Sous le parapluie d’Adélaïde, Romain Puértolas

Sous le parapluie d’Adélaïde

Romain Puértolas

Éditions Albin Michel

Quatrième de couverture

Le matin du 25 décembre, alors que le spectacle de Noël bat son plein sur la place de la ville de M, Rose Rivières, une jeune femme, est assassinée au beau milieu de la foule. Le comble est que sur les cinq cents personnes présentes, aucune n’a vu ni entendu quoi que ce soit. Sauf peut-être, cet insolite témoin, abrité sous le parapluie d’Adélaïde…

Romain Puertolas est décidément un maître des coups de théâtre. De fausse piste en rebondissement, tel un Sherlock Holmes, il poursuit une enquête littéraire qui vous mènera là où vous ne vous y attendiez pas !

Mon avis

Le 25 décembre, dans la ville de M., Rose Rivières est morte étranglée. Le meurtre se produit, au milieu d’une foule de cinq cents personnes, mais personne n’a rien vu, puisque toutes les personnes présentes regardaient le spectacle de Noël, abritées sous leur parapluie. Cependant, grâce à une photo, prise par un journaliste, un suspect est arrêté. Son avocate ne croit pas à sa culpabilité et elle est déterminée à trouver le véritable coupable. Nous sommes à une époque ancienne, les technologies que nous connaissons n’existent pas, aussi Maître Martine Coignard ne peut que mener une enquête psychologique et compter sur son intuition.

C’était le premier livre que je lisais de Romain Puértolas et j’ai été déstabilisée par les premières pages. Puis, très vite, j’ai été charmée par l’humour et la dérision qui m’avait surprise, au départ. Ensuite, alors que je ne m’y attendais pas, l’enquête bascule dans l’émotion et la colère, lorsque le passé de la victime est exploré. Nous découvrons la souffrance de la jeune femme qui supporte une vie conjugale, sans joie, et qui est humiliée par son rustre de mari. L’histoire de Rose m’a beaucoup touchée. A qui profite sa mort ?

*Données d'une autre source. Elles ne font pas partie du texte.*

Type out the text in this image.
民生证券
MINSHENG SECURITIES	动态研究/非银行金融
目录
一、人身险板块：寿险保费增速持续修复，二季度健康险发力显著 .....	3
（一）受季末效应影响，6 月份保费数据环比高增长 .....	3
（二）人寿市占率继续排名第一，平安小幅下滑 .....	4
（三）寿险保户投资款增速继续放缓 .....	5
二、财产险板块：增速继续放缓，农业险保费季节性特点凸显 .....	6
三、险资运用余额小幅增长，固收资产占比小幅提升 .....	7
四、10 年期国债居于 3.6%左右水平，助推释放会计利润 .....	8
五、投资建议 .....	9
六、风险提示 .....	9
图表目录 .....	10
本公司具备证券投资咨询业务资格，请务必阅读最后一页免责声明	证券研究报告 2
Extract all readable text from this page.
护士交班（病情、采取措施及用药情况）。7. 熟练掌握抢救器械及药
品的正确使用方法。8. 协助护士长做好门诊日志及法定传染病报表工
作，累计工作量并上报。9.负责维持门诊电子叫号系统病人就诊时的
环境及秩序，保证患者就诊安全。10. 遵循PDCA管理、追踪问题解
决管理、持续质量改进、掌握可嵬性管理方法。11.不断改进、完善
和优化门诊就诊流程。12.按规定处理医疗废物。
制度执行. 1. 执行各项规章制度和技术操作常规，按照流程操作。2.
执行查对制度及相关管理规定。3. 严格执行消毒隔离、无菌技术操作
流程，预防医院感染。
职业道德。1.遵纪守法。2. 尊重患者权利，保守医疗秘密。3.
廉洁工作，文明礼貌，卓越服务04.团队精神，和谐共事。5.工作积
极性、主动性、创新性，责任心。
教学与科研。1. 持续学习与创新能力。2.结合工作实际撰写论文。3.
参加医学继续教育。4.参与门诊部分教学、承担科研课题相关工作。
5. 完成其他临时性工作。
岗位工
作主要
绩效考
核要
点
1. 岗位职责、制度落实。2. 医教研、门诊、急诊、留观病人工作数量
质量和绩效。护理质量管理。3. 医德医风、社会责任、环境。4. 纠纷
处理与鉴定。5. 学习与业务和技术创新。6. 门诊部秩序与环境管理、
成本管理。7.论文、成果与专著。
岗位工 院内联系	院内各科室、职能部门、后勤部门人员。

Pour faire éclore la vérité et faire libérer son client, Martine utilise tous les moyens à sa disposition. A cette époque, ils sont limités. J’ai aimé le côté désuet de l’enquête. En effet, chaque démarche prend du temps. Pour interroger un éventuel témoin qui ne vit pas dans la région, il faut effectuer un long voyage en train. Pour garder la trace d’une preuve, il faut la copier de manière manuscrite. Le tout est parsemé d’humour. Il y a, parfois, un décalage entre la scène et le ton de l’auteur, que j’ai trouvé savoureux. J’ai ri, plusieurs fois.

Justement… à l’approche de la fin, j’ai éclaté de rire, en découvrant le twist formidable. J’ai été très amusée quand j’ai compris que j’avais plongé, à pieds joints, dans le piège de l’auteur. J’ai repris les éléments et je me suis esclaffée en reprenant les preuves de ma crédulité. Comme je le disais, précédemment, j’ai ri de bon cœur, puis… j’ai pleuré. Tout au long de l’histoire, l’auteur sème des roses, la fleur préférée de l’avocate. Mais c’est mon cœur qu’il a cueilli et qu’il a brisé.

J’ai adoré Sous le parapluie d’Adélaïde, ce polar au charme désuet, qui m’a fait passer du rire à l’émotion, sans avertissement.

Je remercie sincèrement Claire des Éditions Albin Michel pour ce service presse.